Neil Nathan builds capacity and improves instruction in high functioning and high needs schools across the country by training both teachers and teacher leaders, consulting principals, and designing and facilitating stimulating professional development.
Neil graced the cover of American Teacher Magazine for his stewardship of an Annenberg grant funded arts education program that married interdisciplinary Humanities planning with team teaching and teaching artists from such esteemed arts organizations as New York City Opera, Guggenheim Museum, and Jazz at Lincoln Center.
Neil was Lead Mentor of Region 9 in New York City and designed and facilitated professional development for 40 master teachers/mentors while he mentored first year teaches in 15 varied schools. He was extensively trained by the nationally renowned experts at the University of California Santa Cruz's New Teacher Induction program and presented at their National Conference on the topic of Mentoring Resistant Teachers.
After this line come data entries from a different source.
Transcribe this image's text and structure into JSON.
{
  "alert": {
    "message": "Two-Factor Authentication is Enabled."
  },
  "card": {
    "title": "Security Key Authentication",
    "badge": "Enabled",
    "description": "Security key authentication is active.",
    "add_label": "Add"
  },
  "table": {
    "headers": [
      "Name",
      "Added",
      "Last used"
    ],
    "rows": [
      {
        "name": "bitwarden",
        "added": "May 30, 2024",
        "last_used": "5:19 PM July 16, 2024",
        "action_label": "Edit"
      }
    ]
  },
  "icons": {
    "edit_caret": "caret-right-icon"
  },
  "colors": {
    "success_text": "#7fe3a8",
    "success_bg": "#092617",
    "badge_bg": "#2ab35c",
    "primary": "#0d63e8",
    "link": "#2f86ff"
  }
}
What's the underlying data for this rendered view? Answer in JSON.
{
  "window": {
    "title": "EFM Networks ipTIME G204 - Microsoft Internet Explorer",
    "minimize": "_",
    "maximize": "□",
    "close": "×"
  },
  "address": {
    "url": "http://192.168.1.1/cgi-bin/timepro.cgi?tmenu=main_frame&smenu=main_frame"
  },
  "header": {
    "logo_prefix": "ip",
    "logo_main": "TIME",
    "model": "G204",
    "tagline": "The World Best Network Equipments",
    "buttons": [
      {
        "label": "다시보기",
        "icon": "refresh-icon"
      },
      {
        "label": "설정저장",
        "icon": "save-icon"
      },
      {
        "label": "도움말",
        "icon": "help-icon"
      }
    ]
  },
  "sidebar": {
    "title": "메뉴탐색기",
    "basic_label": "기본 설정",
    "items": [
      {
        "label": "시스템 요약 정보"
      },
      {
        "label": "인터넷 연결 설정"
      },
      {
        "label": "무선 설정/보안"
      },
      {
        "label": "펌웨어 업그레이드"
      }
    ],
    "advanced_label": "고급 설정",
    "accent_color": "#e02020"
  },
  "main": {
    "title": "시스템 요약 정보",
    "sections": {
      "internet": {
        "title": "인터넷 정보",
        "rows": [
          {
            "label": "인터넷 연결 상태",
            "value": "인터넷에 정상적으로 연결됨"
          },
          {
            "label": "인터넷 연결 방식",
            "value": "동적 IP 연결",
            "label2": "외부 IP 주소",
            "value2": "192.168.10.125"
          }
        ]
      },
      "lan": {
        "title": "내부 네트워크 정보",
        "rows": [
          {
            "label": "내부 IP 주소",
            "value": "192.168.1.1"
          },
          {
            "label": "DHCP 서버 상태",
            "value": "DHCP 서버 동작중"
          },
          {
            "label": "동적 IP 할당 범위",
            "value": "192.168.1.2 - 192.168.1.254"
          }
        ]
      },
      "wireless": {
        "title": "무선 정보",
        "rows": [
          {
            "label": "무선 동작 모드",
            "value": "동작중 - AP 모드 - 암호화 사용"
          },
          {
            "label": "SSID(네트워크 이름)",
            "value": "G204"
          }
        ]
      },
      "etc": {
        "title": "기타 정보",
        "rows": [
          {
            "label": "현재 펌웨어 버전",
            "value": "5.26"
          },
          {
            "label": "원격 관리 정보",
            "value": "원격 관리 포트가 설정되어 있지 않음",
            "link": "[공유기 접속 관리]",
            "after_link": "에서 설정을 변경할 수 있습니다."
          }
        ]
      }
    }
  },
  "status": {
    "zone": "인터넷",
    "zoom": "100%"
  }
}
Neil taught Global History, Economics, English, and Arts Appreciation for ten years in New York City before becoming a staff developer.
Engaging Social Studies Strategies That Work - Social Studies classrooms offer both teachers and students opportunities for engaging in inquiry and hands-on activities that bring the facts to life. When we view the Social Studies curriculum as a chance to make sense of history and the world around us – not simply as bits of disconnected information – we encourage students to become historians: asking questions, noticing patterns across time and cultures, analyzing primary documents, seeking out multiple perspectives, and making connections to their own life and times. This workshop will offer strategies for developing Social Studies activities that will both challenge students and make the facts "stick" through engaging lessons that infuse informal literacy strategies, Bloom's Taxonomy questioning strategies, and Multiple Intelligences strategies. We will learn how to integrate primary documents so that students are responsible for interpretation and determining significance, and how to create projects that are both high-interest and require students to demonstrate their knowledge. Participants in this workshop will receive concrete support in this work in the form of graphic organizers, samples of lessons and curriculum, strategies for formative and summative assessment, as well as opportunities for collaboration.
Engaging Geography Strategies That Work - The National Geography Standards reflect a need for students to know and understand how human structures and activities have developed in particular ways in particular places. This workshop examines the ways people interact with the natural environment economically, socially, culturally, and politically in their spatial contexts. Teachers will be exposed to and develop a variety of engaging activities through the lens of the Five Themes of Geography. They will also explore the use of formative assessments to gain awareness of student understanding and adapt instruction.